The reason I start this topic is to discuss if anyone has any reason to choose a certain minlen value for the --trimmomatic-options=“MINLEN:”.
My review of literature revealed that researchers tend to either leave kneaddata on default parameters, or choose a MINLEN without justifying why that exact threshold was chosen.
I am having a hard time deciding the minimum length I want my reads to be. I understand (and expect) that this question would be answered differently depending on sequencing depth, research objectives, assembly or profiling approaches, etc.
Does anyone have any rationale to share, given context? For example, in the case of taxonomic profiling from reads, I would expect we should keep the reads closer to 150 bp (in the case of NovaSeq6000, which we used) and drop very small (20-30 bp long) ones. I feel like the few million 20 bp long reads (post trimming) won’t be much use and may even favour false positives or bias abundance calculations.

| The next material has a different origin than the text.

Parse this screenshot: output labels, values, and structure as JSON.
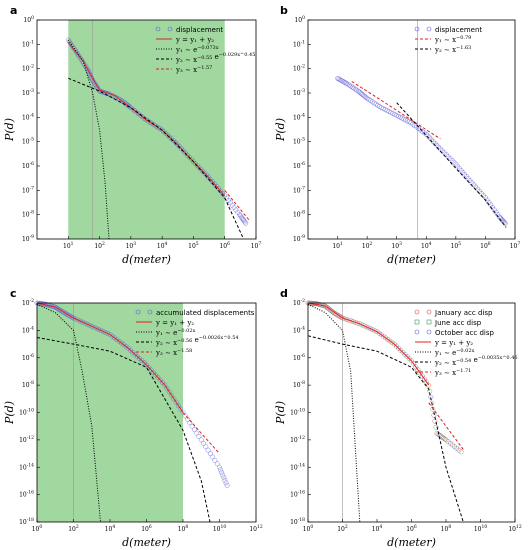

Then again, what threshold to choose? 40? 60 ? and what justifies these values ? I feel like researchers ofter just refer to what others have done, but if nobody ever question and measure the impact of such decisions, I think we’re not helping science. It might even be that choosing a minlen of 40 or 80 doesn’t really change anything, but I haven’t found anything supporting that either.
All that being said, I am looking forward to hear your rationales, or maybe sources you could point me to that I have missed (I have not been doing literature reviews for long so it is definitely possible that I might have missed important pieces).